Ahead of Uber’s massively hyped debut on the public stock market, thousands of drivers assembled across the world on Wednesday in a yet another demonstration against the exploitative gig-economy model. Their strike, timed with rush hour in New York and day-long in cities like Los Angeles, was meant to call attention to the fact that drivers—who in almost every case are not technically employees—do not earn living wages, even as major players in high finance gush over what’s expected to be a historically rich valuation.
But like past protests and strikes, the estimated nearly one million Uber drivers in the US ran up against a problem embedded in the predatory structure of the company, as well as that of rivals like Lyft: They may be doing work, but these aren’t supposed to be “jobs” in the technical sense. At a time when even traditionally powerful unions are losing their ability to defend benefits for workers, these drivers exist in a legal category where they are both vulnerable to exploitation and unable to access the usual tools to fight for better treatment.
“The company is built on disdain for workers and regulations,” Rick Claypool, research director at Public Citizen, a left-leaning advocacy group, said of Uber. “It’s hard to see how it’s going to change.”
From the beginning, Uber—founded as UberCab in 2009—has touted the flexibility of its approach, which allows people with certain kinds of cars to log on and off as drivers on their own schedule. It has shared stories of Uber drivers who make money on the side while raising kids or going to school. And it has attracted many people looking for a side hustle: about half of its drivers are not coming to Uber with the intention of making their entire living there, according to a 2018 survey by Ridester, a ride-hailing analytics company.
That also means the other half or so of these drivers are driving full time. And for these workers the fact that Uber and Lyft have made no move to provide the benefits historically associated with a full-time job is both exploitative, and they would argue, possibly illegal. This leaves drivers as independent contractors or workers under the gig economy umbrella, and allows Uber to avoid treating them as employees with actual benefits, a longstanding practice the Trump administration has recently enabled.
Uber and Lyft tend to avoid conversations about basic workers' rights by advertising drivers' hourly pay. Uber has said its drivers make enough money—pointing out a $19 to $21 per hour wage median in cities like Seattle, which is technically well above the average minimum wage in the US as a whole. But this doesn’t reflect the out-of-pocket costs required to be a driver in the first place, including the car insurance, gas, and possible lease payments. And the handful of drivers out there making six figures are an aberration, not the norm.

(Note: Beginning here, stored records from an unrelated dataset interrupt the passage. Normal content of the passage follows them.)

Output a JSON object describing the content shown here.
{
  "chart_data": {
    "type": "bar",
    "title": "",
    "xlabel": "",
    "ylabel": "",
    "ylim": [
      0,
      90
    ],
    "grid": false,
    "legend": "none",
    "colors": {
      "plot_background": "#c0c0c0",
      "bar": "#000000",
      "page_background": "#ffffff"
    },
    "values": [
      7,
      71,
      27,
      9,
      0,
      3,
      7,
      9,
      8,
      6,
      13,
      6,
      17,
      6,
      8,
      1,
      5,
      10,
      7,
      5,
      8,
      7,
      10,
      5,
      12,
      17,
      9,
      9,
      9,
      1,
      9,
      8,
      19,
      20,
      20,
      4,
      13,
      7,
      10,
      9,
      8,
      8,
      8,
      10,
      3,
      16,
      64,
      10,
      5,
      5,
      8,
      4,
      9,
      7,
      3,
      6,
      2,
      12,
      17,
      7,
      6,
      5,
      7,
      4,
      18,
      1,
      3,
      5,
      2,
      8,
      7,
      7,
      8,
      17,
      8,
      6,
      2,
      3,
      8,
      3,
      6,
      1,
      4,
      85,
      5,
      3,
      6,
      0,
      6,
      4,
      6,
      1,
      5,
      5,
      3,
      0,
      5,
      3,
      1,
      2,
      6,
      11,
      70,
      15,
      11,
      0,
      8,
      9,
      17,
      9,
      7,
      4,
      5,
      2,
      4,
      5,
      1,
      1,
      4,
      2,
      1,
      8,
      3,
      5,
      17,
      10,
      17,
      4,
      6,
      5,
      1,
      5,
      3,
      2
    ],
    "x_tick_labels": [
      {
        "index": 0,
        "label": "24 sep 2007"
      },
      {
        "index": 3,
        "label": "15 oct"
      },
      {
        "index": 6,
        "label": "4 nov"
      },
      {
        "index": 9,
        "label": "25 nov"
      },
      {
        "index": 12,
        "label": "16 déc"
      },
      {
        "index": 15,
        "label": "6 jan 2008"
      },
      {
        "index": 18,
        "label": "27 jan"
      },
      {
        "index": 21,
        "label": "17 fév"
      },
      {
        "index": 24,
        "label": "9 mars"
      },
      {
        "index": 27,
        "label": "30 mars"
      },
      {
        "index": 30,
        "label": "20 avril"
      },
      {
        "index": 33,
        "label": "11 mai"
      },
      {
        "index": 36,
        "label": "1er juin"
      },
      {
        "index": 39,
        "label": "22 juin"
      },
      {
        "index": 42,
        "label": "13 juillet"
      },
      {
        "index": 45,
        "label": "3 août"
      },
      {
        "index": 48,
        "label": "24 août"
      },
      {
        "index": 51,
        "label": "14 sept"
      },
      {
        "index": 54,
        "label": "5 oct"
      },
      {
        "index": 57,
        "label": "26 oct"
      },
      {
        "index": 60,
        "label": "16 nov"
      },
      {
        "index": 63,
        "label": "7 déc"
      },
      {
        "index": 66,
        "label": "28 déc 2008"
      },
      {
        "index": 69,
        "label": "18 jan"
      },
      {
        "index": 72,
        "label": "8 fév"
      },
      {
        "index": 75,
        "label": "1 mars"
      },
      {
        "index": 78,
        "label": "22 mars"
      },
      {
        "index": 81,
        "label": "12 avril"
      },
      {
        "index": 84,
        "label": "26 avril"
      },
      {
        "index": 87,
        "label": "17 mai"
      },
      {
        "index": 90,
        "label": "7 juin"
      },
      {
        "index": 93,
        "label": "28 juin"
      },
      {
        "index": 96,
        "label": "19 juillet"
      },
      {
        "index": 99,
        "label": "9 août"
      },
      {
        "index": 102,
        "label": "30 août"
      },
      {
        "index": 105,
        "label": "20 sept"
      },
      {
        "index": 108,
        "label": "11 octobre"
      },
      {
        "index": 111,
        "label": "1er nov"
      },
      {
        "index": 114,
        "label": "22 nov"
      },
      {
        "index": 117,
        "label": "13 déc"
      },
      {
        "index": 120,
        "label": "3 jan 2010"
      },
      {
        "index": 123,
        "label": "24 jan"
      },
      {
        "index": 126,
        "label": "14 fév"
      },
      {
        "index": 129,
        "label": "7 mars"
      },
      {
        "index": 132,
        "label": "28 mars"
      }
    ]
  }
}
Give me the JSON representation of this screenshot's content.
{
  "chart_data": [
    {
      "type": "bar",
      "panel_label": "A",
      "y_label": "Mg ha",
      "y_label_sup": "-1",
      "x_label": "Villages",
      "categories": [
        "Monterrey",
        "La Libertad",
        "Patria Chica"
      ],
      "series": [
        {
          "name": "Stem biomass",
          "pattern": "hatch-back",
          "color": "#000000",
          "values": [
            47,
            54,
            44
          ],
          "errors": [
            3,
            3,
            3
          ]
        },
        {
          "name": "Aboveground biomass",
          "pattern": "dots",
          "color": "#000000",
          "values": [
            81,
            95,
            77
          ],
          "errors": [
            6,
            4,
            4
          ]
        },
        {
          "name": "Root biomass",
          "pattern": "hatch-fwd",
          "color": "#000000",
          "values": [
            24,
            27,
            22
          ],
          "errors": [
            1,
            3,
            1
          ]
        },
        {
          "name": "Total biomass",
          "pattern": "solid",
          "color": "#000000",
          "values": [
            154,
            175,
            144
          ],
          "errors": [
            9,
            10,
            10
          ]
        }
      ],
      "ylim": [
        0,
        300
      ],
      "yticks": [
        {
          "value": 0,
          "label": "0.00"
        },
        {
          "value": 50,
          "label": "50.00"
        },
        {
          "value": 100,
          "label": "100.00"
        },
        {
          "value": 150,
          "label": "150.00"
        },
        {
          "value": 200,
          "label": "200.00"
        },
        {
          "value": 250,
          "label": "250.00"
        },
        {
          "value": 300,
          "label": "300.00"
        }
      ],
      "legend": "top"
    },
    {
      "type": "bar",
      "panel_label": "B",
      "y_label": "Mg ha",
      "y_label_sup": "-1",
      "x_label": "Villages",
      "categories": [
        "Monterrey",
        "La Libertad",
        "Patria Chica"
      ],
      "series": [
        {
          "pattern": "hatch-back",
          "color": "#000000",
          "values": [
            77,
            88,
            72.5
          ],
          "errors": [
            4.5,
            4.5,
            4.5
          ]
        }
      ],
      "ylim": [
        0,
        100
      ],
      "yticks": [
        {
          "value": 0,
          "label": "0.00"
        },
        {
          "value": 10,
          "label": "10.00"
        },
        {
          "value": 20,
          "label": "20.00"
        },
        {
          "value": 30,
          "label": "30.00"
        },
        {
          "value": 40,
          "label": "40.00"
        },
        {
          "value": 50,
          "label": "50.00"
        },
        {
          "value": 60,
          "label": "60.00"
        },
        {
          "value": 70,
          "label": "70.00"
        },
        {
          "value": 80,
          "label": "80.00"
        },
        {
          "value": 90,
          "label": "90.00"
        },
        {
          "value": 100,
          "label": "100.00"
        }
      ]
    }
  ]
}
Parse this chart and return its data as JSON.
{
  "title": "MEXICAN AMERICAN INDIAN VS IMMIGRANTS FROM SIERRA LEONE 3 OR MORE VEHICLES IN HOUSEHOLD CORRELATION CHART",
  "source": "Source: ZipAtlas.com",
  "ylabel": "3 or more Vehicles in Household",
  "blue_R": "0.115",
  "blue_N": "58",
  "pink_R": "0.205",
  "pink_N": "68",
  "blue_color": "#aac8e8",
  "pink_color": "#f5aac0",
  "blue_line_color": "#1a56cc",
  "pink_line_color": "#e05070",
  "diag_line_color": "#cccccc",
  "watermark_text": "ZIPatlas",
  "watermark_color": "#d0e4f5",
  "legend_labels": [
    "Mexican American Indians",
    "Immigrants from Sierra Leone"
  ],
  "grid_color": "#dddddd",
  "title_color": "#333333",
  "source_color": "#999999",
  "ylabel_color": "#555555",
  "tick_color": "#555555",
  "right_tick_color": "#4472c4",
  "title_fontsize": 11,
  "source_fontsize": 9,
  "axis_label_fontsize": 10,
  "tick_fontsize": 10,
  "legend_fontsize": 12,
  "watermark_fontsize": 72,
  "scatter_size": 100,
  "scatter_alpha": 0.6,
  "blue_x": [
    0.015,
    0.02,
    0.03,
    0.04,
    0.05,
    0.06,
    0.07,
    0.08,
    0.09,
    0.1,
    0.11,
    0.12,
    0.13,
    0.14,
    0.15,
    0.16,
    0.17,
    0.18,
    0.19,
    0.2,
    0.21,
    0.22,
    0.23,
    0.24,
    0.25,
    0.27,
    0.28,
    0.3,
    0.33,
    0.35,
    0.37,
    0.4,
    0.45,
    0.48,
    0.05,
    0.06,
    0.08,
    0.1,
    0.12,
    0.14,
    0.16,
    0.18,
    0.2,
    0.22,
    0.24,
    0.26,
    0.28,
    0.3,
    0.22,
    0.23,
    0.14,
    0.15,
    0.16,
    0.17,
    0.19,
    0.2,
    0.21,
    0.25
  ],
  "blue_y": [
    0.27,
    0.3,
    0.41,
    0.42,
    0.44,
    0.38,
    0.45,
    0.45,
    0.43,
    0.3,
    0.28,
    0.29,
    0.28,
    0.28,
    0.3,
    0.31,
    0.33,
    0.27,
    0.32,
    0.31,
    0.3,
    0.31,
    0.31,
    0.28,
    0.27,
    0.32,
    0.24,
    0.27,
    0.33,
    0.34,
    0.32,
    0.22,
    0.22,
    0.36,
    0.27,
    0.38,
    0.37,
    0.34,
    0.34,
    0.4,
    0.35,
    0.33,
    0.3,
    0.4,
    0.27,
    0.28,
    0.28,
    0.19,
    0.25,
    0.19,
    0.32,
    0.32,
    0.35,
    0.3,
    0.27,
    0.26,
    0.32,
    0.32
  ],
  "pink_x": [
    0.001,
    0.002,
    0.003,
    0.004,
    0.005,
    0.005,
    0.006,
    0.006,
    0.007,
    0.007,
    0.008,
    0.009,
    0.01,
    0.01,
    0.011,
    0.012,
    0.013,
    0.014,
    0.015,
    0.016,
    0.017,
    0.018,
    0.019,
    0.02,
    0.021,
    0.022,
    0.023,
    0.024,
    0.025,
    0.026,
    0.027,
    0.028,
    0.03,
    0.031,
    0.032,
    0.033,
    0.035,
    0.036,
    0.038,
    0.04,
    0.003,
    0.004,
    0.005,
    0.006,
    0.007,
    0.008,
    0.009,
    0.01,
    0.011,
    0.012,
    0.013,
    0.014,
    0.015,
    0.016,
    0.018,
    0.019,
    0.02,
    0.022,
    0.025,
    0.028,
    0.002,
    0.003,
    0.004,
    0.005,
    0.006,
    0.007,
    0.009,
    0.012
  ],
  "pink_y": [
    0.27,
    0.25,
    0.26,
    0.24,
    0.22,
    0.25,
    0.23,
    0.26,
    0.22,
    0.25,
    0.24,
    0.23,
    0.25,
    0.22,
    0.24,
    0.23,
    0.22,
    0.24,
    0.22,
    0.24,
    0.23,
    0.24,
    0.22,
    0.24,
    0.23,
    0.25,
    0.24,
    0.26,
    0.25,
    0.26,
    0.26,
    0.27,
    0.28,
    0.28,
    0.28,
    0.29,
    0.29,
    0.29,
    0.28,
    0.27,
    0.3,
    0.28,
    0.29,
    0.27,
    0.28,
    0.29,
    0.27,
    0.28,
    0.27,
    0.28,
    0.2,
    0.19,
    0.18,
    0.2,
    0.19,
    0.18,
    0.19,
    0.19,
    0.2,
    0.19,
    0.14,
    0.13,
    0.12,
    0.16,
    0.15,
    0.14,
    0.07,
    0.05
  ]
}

The churn that companies like Uber experience, with drivers starting and quitting regularly, also reflects the low value placed on drivers and their general lack of satisfaction. In 2015, Uber admitted that its drivers often bail after one year. One of the reasons for that? Feeling expendable. While the companies claim that they would prefer to retain their drivers, their lethargic responses to backlash suggest that this kind of chaos is more or less accepted as a sacrifice for retaining their power.
So it's not surprising that driver protests and resistance haven’t had much of an effect on the companies. “With the IPO, there are more eyes on Uber, but they’re still very clear about lowering drivers' wages and moving to driverless cars," said Brendan Sexton, executive director of the Independent Drivers Guild, a union-affiliated group that has won piecemeal gains for ride-hail drivers in New York. Actual strike participation in New York, however, was estimated to be just a few hundred drivers, even as 65,000 vehicles in the city were tied to Uber last year, according to the New York Times.
Sexton, who helped organize the demonstrations, said it wasn’t just low wages holding drivers back from a legit livelihood. It's also the precarity ride-hail drivers experience, since it’s easy to have their account deactivated or quickly bleed money on car payments. On Reddit, Uber drivers have detailed how easy it is to lose their access to the service without any notice, another free pass that Uber gets by never fully employing its drivers, which would make it a lot easier for them to form a normal labor union.
Cities have been able to pass a few regulations to rein in the ride-hailing industry. New York’s minimum wage requirement was projected to increase drivers' income by $10,000 annually. And cities like New York and Seattle have capped the number of cars companies can put on the road, which could technically mean more profit per driver.
But the fact remains that Uber and Lyft have positioned their companies carefully to avoid what little is left of American labor protections, emphasizing their gig economy tenets: low overhead and upfront costs, decentralized growth, and the illusion of choice.
“They can say we’re creating jobs, and then on the other hand say this is not a full time job, it’s a gig you can do when going from one place to another,” Claypool said. “They’ve taken advantage of that.”